There is another way to keep BPF programs and maps alive. It's called BPFFS, or, “BPF File System”. A user space process can “pin” a BPF program or map in BPFFS using an arbitrary name. Pinning a BPF object in BPFFS will increment the refcnt of the object, which will result in the BPF object staying alive, even if the pinned BPF program is not attached anywhere or the pinned BPF map is not used by any program. An example of where this is useful comes to us from networking. For networking you may have BPF programs that can do their packet processing duties without a user space daemon, but the admin may want to login to the host and examine the map from time to time.
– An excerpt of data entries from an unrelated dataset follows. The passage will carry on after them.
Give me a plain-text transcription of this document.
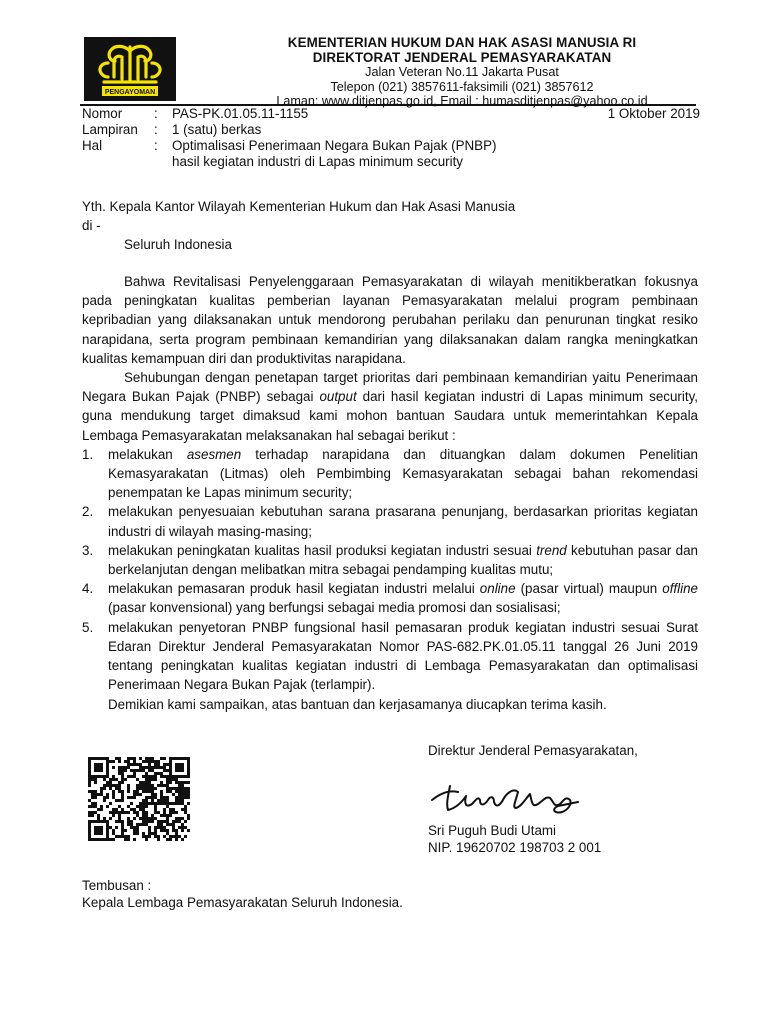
PENGAYOMAN
KEMENTERIAN HUKUM DAN HAK ASASI MANUSIA RI
DIREKTORAT JENDERAL PEMASYARAKATAN
Jalan Veteran No.11 Jakarta Pusat
Telepon (021) 3857611-faksimili (021) 3857612
Laman: www.ditjenpas.go.id, Email : humasditjenpas@yahoo.co.id
Nomor : PAS-PK.01.05.11-1155	1 Oktober 2019
Lampiran : 1 (satu) berkas
Hal	: Optimalisasi Penerimaan Negara Bukan Pajak (PNBP)
hasil kegiatan industri di Lapas minimum security
Yth. Kepala Kantor Wilayah Kementerian Hukum dan Hak Asasi Manusia
di -
Seluruh Indonesia

Bahwa Revitalisasi Penyelenggaraan Pemasyarakatan di wilayah menitikberatkan fokusnya pada peningkatan kualitas pemberian layanan Pemasyarakatan melalui program pembinaan kepribadian yang dilaksanakan untuk mendorong perubahan perilaku dan penurunan tingkat resiko narapidana, serta program pembinaan kemandirian yang dilaksanakan dalam rangka meningkatkan kualitas kemampuan diri dan produktivitas narapidana.

Sehubungan dengan penetapan target prioritas dari pembinaan kemandirian yaitu Penerimaan Negara Bukan Pajak (PNBP) sebagai output dari hasil kegiatan industri di Lapas minimum security, guna mendukung target dimaksud kami mohon bantuan Saudara untuk memerintahkan Kepala Lembaga Pemasyarakatan melaksanakan hal sebagai berikut :

1. melakukan asesmen terhadap narapidana dan dituangkan dalam dokumen Penelitian Kemasyarakatan (Litmas) oleh Pembimbing Kemasyarakatan sebagai bahan rekomendasi penempatan ke Lapas minimum security;
2. melakukan penyesuaian kebutuhan sarana prasarana penunjang, berdasarkan prioritas kegiatan industri di wilayah masing-masing;
3. melakukan peningkatan kualitas hasil produksi kegiatan industri sesuai trend kebutuhan pasar dan berkelanjutan dengan melibatkan mitra sebagai pendamping kualitas mutu;
4. melakukan pemasaran produk hasil kegiatan industri melalui online (pasar virtual) maupun offline (pasar konvensional) yang berfungsi sebagai media promosi dan sosialisasi;
5. melakukan penyetoran PNBP fungsional hasil pemasaran produk kegiatan industri sesuai Surat Edaran Direktur Jenderal Pemasyarakatan Nomor PAS-682.PK.01.05.11 tanggal 26 Juni 2019 tentang peningkatan kualitas kegiatan industri di Lembaga Pemasyarakatan dan optimalisasi Penerimaan Negara Bukan Pajak (terlampir).

Demikian kami sampaikan, atas bantuan dan kerjasamanya diucapkan terima kasih.

Direktur Jenderal Pemasyarakatan,
Sri Puguh Budi Utami
NIP. 19620702 198703 2 001
Tembusan :
Kepala Lembaga Pemasyarakatan Seluruh Indonesia.
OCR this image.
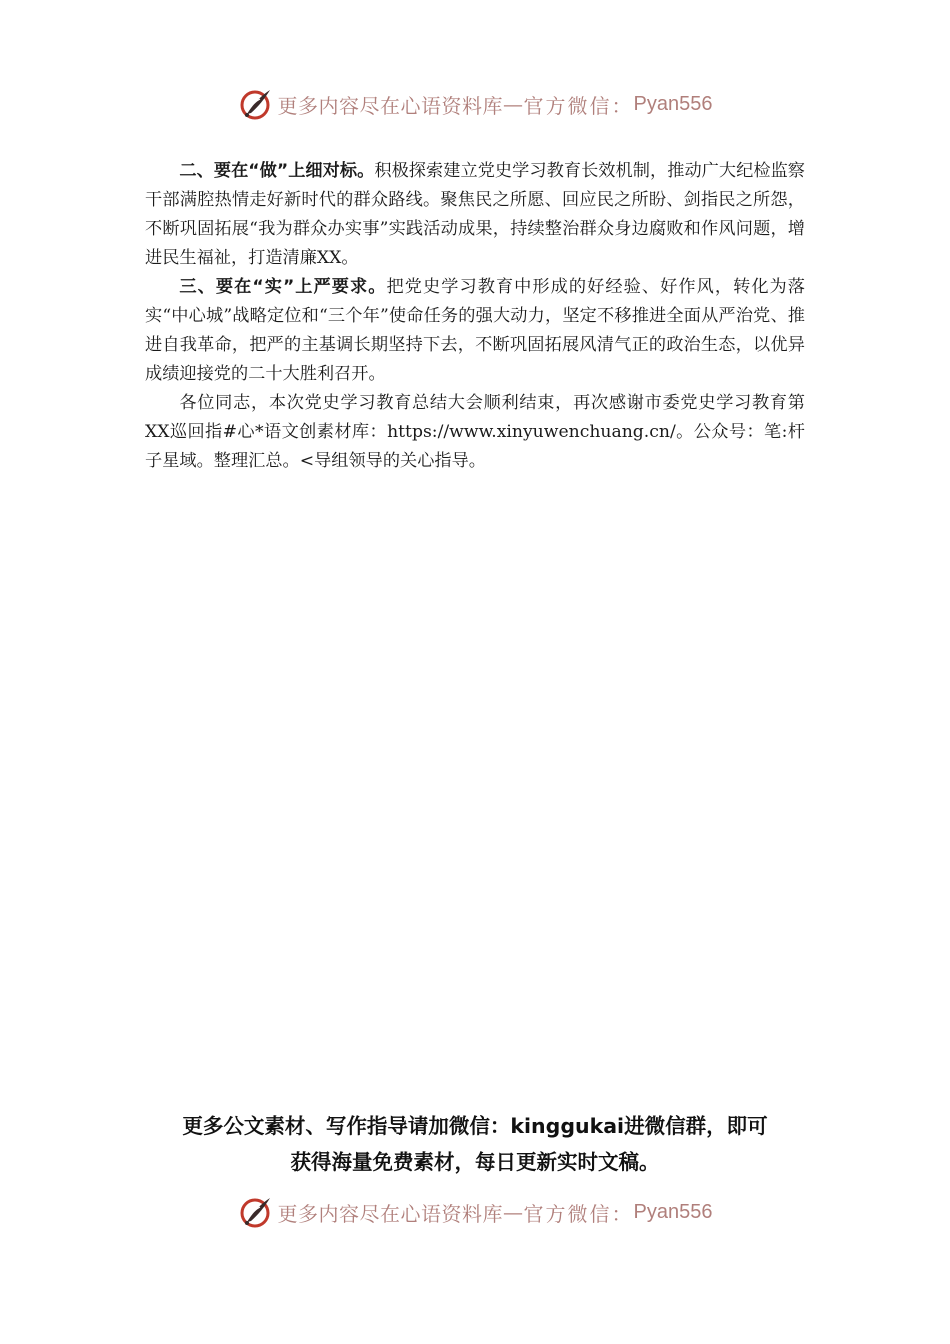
更多内容尽在心语资料库 — 官方微信： Pyan556

二、要在“做”上细对标。积极探索建立党史学习教育长效机制，推动广大纪检监察干部满腔热情走好新时代的群众路线。聚焦民之所愿、回应民之所盼、剑指民之所怨，不断巩固拓展“我为群众办实事”实践活动成果，持续整治群众身边腐败和作风问题，增进民生福祉，打造清廉XX。

三、要在“实”上严要求。把党史学习教育中形成的好经验、好作风，转化为落实“中心城”战略定位和“三个年”使命任务的强大动力，坚定不移推进全面从严治党、推进自我革命，把严的主基调长期坚持下去，不断巩固拓展风清气正的政治生态，以优异成绩迎接党的二十大胜利召开。

各位同志，本次党史学习教育总结大会顺利结束，再次感谢市委党史学习教育第XX巡回指#心*语文创素材库：https://www.xinyuwenchuang.cn/。公众号：笔:杆子星域。整理汇总。<导组领导的关心指导。

更多公文素材、写作指导请加微信：kinggukai进微信群，即可
获得海量免费素材，每日更新实时文稿。
更多内容尽在心语资料库 — 官方微信： Pyan556
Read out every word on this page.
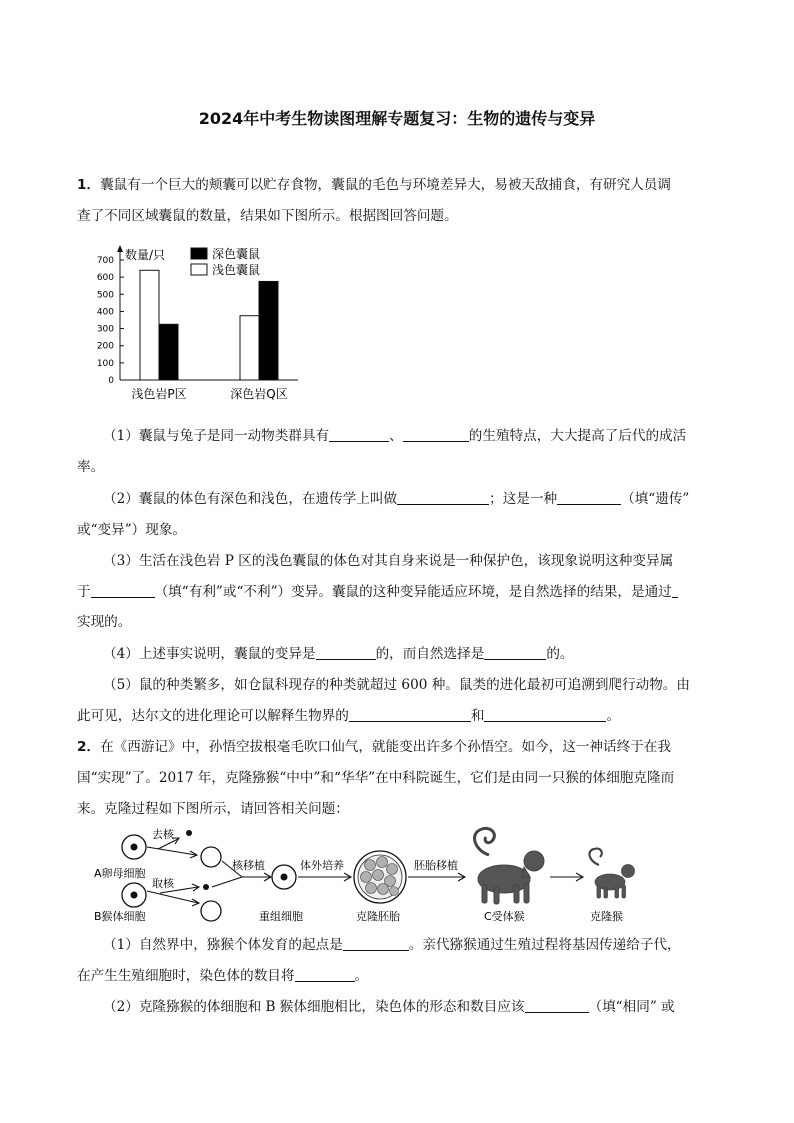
2024年中考生物读图理解专题复习：生物的遗传与变异

1．囊鼠有一个巨大的颊囊可以贮存食物，囊鼠的毛色与环境差异大，易被天敌捕食，有研究人员调

查了不同区域囊鼠的数量，结果如下图所示。根据图回答问题。

数量/只
0
100
200
300
400
500
600
700
浅色岩P区	深色岩Q区
深色囊鼠
浅色囊鼠

（1）囊鼠与兔子是同一动物类群具有	、	的生殖特点，大大提高了后代的成活

率。

（2）囊鼠的体色有深色和浅色，在遗传学上叫做	；这是一种	（填“遗传”

或“变异”）现象。

（3）生活在浅色岩 P 区的浅色囊鼠的体色对其自身来说是一种保护色，该现象说明这种变异属

于	（填“有利”或“不利”）变异。囊鼠的这种变异能适应环境，是自然选择的结果，是通过

实现的。

（4）上述事实说明，囊鼠的变异是	的，而自然选择是	的。

（5）鼠的种类繁多，如仓鼠科现存的种类就超过 600 种。鼠类的进化最初可追溯到爬行动物。由

此可见，达尔文的进化理论可以解释生物界的	和	。

2．在《西游记》中，孙悟空拔根毫毛吹口仙气，就能变出许多个孙悟空。如今，这一神话终于在我

国“实现”了。2017 年，克隆猕猴“中中”和“华华”在中科院诞生，它们是由同一只猴的体细胞克隆而

来。克隆过程如下图所示，请回答相关问题：

A卵母细胞
B猴体细胞
去核
取核
核移植
重组细胞
体外培养
克隆胚胎
胚胎移植
C受体猴	克隆猴

（1）自然界中，猕猴个体发育的起点是	。亲代猕猴通过生殖过程将基因传递给子代，

在产生生殖细胞时，染色体的数目将	。

（2）克隆猕猴的体细胞和 B 猴体细胞相比，染色体的形态和数目应该	（填“相同” 或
The admin could bpf_obj_get(“path”) the object from BPFFS, which will return a new FD (and corresponding handle to the object). To unpin the object, just delete the file in BPFFS with unlink() and the kernel will decrement corresponding refcnt. In summary:
obj create → refcnt=1 attach → refcnt++, detach →refcnt-- obj_pin → refcnt++, unlink →refcnt-- close → refcnt--
Detach and replace
An important part of understanding the lifetime of a BPF program is detach. The detach hook will prevent execution of a previously attached program from any future events. The programs that are already executing will complete after the detach command returned. Another important aspect of program lifetime is replace. cgroup-bpf hooks allow a program to be replaced. The kernel guarantees that one of the old or new program will be processing events, but there is a window where it's possible that old program is executing on one CPU and new program for the same hook is executing on another CPU. There is no “atomic” replacement. To close this window, some sophisticated BPF developers use the following scheme. The new program is loaded with the same maps that the old program is using, so at replacement time the operational data is the same and thus only program text is being replaced. When old/new are similar enough and the new program doesn't introduce new data structures this approach works very well. For example, old program could be compiled with debug off while new program is essentially the same program but with debug on. Such program replacement is safe to do despite both programs running on different cpus at the same time.